Treasury suggests scrapping Carbon Reduction Commitment
The UK Government has opened a consultation that aims to boost investment in energy efficiency by streamlining carbon reporting and tax requirements for businesses.
Through the consultation, the Treasury is seeking responses from industry stakeholders on its proposals, which are underpinned by a move away from the current system of overlapping policies towards one where a business would face just one tax and one reporting scheme.
For example, the Treasury suggests replacing the carbon reduction commitment (CRC) and the Climate Change Levy (CCL) with a new energy consumption tax, based on the CCL. It also proposed the creation of a single reporting framework, designed “through the prism of the Energy Savings Opportunity Scheme (ESOS)”.
The Treasury is also asking for suggestions as to how it can incentivise energy efficiency and carbon reduction in a way that is simple for businesses to understand and comply with.
The consultation was launched on 28 September and will conclude by 9 November, with the Government expected to publish its full response in the 2016 Budget.
“Encouraging business energy efficiency will play an important role in supporting our environmental objectives,” said Exchequer Secretary to the Treasury, Damian Hinds. “It will help the UK decarbonise cost effectively and ensure security of energy supplies, but it also has the additional benefits of boosting business productivity, and supporting growth and competitiveness.
“This consultation sets out proposals to reform the landscape in order to deliver a simpler and more stable environment for business.”
Currently, some businesses have to comply with two carbon tax programmes – the CRC and CCL – as well as three carbon reporting requirements – the CRC, ESOS, and mandatory carbon reporting. The consultation announcement has been welcomed by green groups, including the UK Green Building Council (UKGBC) which claims a simplified policy landscape would drive investment in green technologies.
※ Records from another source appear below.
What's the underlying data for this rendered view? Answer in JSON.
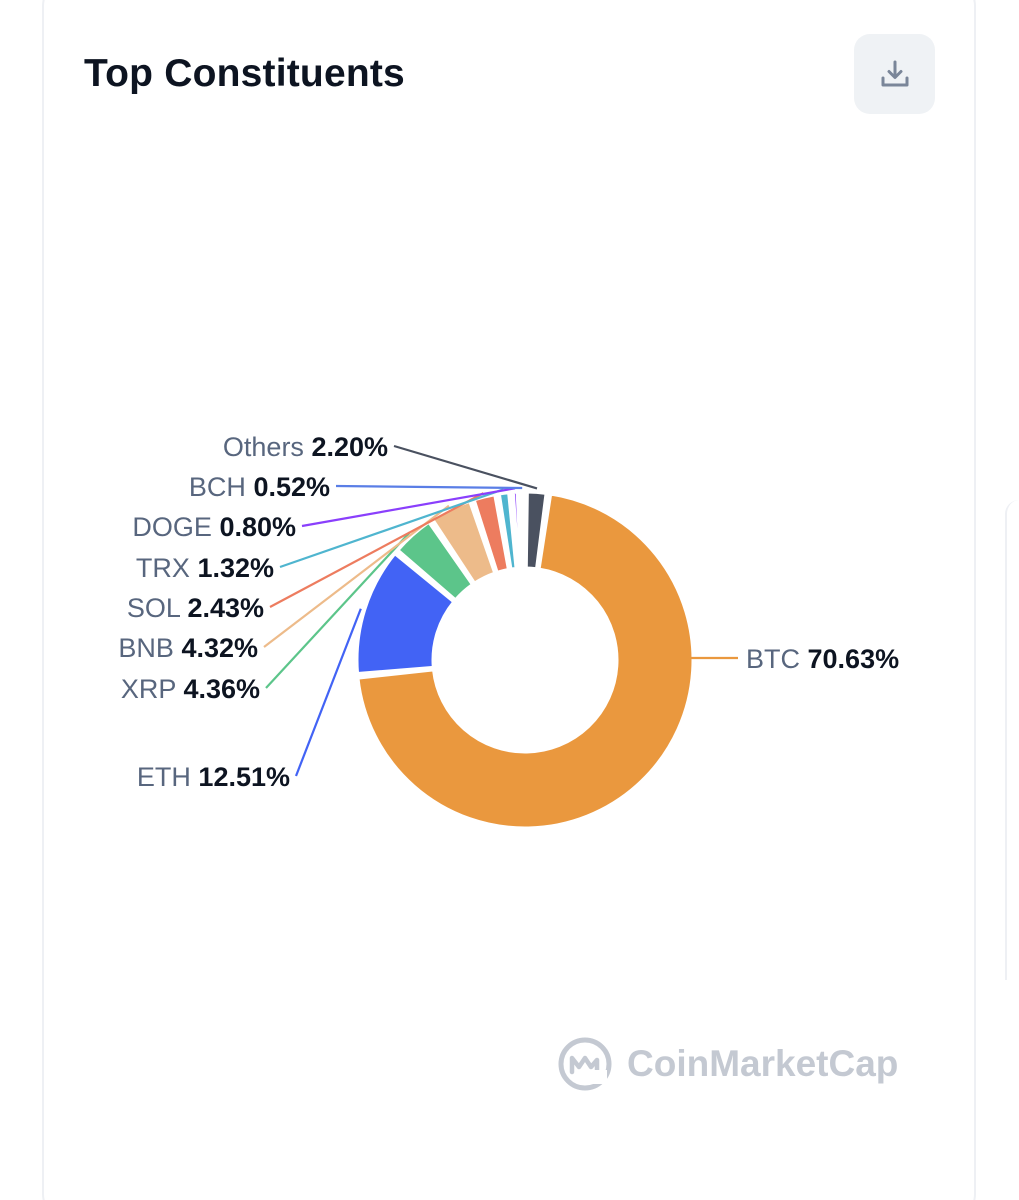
{
  "card": {
    "title": "Top Constituents"
  },
  "toolbar": {
    "download_icon": "download-icon"
  },
  "watermark": {
    "brand": "CoinMarketCap",
    "logo_icon": "coinmarketcap-logo"
  },
  "chart_data": {
    "type": "pie",
    "variant": "donut",
    "title": "Top Constituents",
    "units": "%",
    "slices": [
      {
        "name": "BTC",
        "value": 70.63,
        "label": "70.63%",
        "color": "#ea983e"
      },
      {
        "name": "ETH",
        "value": 12.51,
        "label": "12.51%",
        "color": "#4263f5"
      },
      {
        "name": "XRP",
        "value": 4.36,
        "label": "4.36%",
        "color": "#5cc58a"
      },
      {
        "name": "BNB",
        "value": 4.32,
        "label": "4.32%",
        "color": "#edbb8a"
      },
      {
        "name": "SOL",
        "value": 2.43,
        "label": "2.43%",
        "color": "#ed7c5f"
      },
      {
        "name": "TRX",
        "value": 1.32,
        "label": "1.32%",
        "color": "#4fb5cf"
      },
      {
        "name": "DOGE",
        "value": 0.8,
        "label": "0.80%",
        "color": "#8a3ffc"
      },
      {
        "name": "BCH",
        "value": 0.52,
        "label": "0.52%",
        "color": "#5a7ee6"
      },
      {
        "name": "Others",
        "value": 2.2,
        "label": "2.20%",
        "color": "#4a5160"
      }
    ],
    "legend": "none"
  }
}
UKGBC senior policy advisor Richard Griffiths said: “Moving to a position where organisations are faced with just one key reporting scheme should help to free up organisations’ resources and allow them to focus on delivering energy savings, rather than administration.
“Likewise, rationalising the tax regime could provide a clearer spur for action, and help to kick-start commercial retrofit activity after a few relatively flat years.”
Griffiths added that more needed to be done to reduce emissions from UK buildings. “To do that, we need new incentives that significantly strengthen the case for businesses to not only identify energy saving opportunities but put them into action, and so it’s encouraging to hear that Government is open to new ideas in this area, especially in the light of recent cuts to support for renewables,” he said.
However, others are worried that removing the CCL might penalise companies which invest in green energy. According to a new survey of 100 decision-makers in the manufacturing industry – released today by npower Business Solutions – 65% of manufacturers are “concerned” or “very concerned” about the impact of removing the CCL exemption on investment.
Three quarters (74%) of those manufacturers that were surveyed did, however, agree that they were overburdened with bureaucracy in the energy regulatory framework; while 57% claimed that existing and planned policies “don’t reflect the needs of British businesses”.
Wayne Mitchell, director of markets & innovation for npower Business Solutions, said: “Some are speculating that the CRC scheme will be removed, with the CCL being used to address the shortfall in funding. We would support this measure in principle if costs were allocated fairly, however quick decision making on this is essential to ensure businesses have certainty.”
The current policy landscape has been criticised by businesses, industry bodies and green groups alike. In the past week, the Conservative Government has come under fire from renewable energy groups, the CBI and Al Gore for its ‘hypocritical’ green policies.